Tommy Jarvis, survivor of Part IV and the one who smote Jason, is now a teenager with severe mental health issues. Apparently, that little incident with the machete-wielding psychopath seriously screwed up his head and now Tommy is learning how to reenter society at a crazy camp. While Tommy’s there, however, another one of the resident nutbags, Victor, goes berserk and murders another resident with an axe. Victor is carted away by the police but the killing doesn’t end there. Someone in a hockey mask is stalking and murdering the residents one-by-one and Tommy’s about to totally lose it.
I really feel silly saying this, but I’ll do it anyway. *Spoiler Warning* Ugh, a spoiler warning for a movie that’s 20 years old?
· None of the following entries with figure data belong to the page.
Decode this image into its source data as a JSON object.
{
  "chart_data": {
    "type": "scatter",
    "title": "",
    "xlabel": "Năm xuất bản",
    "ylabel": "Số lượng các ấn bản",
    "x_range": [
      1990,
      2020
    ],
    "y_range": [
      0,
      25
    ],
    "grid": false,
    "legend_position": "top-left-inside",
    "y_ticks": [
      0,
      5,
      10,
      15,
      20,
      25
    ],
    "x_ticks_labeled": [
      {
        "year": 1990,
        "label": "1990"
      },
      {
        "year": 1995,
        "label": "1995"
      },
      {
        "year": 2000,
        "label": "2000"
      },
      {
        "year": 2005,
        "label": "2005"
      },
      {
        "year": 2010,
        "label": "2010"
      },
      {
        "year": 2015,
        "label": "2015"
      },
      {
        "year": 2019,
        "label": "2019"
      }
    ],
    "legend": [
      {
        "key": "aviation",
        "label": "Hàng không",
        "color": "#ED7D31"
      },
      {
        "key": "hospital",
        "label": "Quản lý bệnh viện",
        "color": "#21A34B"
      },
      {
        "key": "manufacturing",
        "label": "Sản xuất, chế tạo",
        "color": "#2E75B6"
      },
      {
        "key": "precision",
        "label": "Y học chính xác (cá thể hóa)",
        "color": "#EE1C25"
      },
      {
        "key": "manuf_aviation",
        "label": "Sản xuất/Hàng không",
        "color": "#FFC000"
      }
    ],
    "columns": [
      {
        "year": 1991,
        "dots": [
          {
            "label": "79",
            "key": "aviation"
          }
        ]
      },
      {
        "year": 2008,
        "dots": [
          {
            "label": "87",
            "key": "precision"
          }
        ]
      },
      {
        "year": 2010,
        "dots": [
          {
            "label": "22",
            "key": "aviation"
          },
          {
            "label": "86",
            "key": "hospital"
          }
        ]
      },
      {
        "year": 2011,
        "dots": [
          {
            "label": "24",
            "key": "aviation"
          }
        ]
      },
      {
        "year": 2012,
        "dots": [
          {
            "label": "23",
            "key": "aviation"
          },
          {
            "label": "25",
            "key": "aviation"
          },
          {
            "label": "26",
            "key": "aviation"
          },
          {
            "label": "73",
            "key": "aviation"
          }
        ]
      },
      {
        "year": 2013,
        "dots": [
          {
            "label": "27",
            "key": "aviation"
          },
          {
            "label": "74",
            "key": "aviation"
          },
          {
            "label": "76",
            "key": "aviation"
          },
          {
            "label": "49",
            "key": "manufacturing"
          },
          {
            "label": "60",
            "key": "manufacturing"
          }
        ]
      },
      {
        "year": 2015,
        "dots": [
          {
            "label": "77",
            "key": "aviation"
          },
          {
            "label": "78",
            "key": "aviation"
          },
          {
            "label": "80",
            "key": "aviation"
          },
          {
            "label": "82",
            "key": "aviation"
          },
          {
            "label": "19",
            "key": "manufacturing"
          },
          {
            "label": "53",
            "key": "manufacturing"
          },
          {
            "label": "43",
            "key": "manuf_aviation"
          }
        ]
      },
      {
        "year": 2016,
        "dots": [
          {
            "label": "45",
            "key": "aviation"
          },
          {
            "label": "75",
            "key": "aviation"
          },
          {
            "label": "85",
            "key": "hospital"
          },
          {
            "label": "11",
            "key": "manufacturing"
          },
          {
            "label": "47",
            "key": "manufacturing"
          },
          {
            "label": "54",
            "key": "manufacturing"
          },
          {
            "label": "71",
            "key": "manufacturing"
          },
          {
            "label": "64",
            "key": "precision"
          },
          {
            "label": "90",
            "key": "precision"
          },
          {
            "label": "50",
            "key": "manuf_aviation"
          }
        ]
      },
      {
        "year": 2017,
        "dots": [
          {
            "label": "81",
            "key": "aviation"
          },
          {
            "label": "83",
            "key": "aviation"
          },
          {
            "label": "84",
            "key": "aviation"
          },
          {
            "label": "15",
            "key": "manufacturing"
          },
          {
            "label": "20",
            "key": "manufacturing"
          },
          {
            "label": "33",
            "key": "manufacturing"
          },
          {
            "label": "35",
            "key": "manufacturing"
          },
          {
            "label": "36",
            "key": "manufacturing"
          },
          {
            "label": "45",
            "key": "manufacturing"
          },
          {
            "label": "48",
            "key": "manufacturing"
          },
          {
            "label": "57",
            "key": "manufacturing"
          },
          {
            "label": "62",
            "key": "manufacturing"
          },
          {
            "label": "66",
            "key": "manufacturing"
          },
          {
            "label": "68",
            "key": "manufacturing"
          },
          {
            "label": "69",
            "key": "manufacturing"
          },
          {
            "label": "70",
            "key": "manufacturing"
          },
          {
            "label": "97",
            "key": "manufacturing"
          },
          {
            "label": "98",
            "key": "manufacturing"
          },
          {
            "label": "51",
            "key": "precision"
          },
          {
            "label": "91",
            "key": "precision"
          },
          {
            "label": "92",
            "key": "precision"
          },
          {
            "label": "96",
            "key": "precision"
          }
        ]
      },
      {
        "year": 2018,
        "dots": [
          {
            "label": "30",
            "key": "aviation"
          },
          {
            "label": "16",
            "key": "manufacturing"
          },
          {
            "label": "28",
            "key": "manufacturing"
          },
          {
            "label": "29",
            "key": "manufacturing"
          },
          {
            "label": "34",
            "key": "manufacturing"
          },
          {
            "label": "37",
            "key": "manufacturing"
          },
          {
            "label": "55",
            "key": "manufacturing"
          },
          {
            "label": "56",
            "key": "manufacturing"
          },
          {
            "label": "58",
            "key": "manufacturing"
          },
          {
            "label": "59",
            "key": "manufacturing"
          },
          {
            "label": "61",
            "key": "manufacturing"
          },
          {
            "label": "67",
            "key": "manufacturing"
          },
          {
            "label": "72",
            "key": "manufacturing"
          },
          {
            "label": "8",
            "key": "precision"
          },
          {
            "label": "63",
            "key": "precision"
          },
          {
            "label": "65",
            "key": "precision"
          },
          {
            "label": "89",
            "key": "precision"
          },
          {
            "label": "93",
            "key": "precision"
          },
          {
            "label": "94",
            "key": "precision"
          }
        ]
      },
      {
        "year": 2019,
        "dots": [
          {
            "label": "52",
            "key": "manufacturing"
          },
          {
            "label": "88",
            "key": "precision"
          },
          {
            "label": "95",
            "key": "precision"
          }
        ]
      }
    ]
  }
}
Anyhow, we find out that the killer is a guy named Roy who appears maybe twice in the film for a handful of seconds. Apparently he was the father of the kid Victor killed and he went nuts. It’s a really bad revelation at the end, on par with maybe the unmasking of a Scooby Doo villain. It also defies all logic, as Roy is a normal human being yet he takes some seriously fatal damage toward the end of the movie and just shrugs it off. To make matters worse, the characters in this movie are royally obnoxious. Because they’re in a mental health camp they all have to have some sort of brain defect which make them excruciatingly irritating.
This movie does have its upsides, though. It has one of the highest bodycounts in the entire franchise, so you’re going to get a whole lot of kills in this installment. Most of the kills feel like filler, as they’re just random people on the side of the road or sitting in a parking lot, introduced in a span of 5 minutes for the sole purpose of dying. Still, when it comes to slasher flicks, quantity over quality really works. There are some very memorable kills in this flick, like the belt tightening around that dude’s skull, or the motorcycle decapitation, or the kill in the porta-potty.
And while Part V gets a lot of flack, it *does* serve an actual purpose to the overall storyline of the franchise. It continues Tommy’s story and shows his obsession with Jason and gradually depleting sanity. It’s an essential transitioning point for Tommy between the events of Part IV and Part VI. It’s also important in that it gives Jason a break, making his grand return in the next film feel all the more special. So, in that regard, Part V is an important chapter in the Friday the 13th storyline, albeit a quality-challenged one.
It gets a C-. It rescued itself from a D thanks to some very good kills, and a whole lot of em.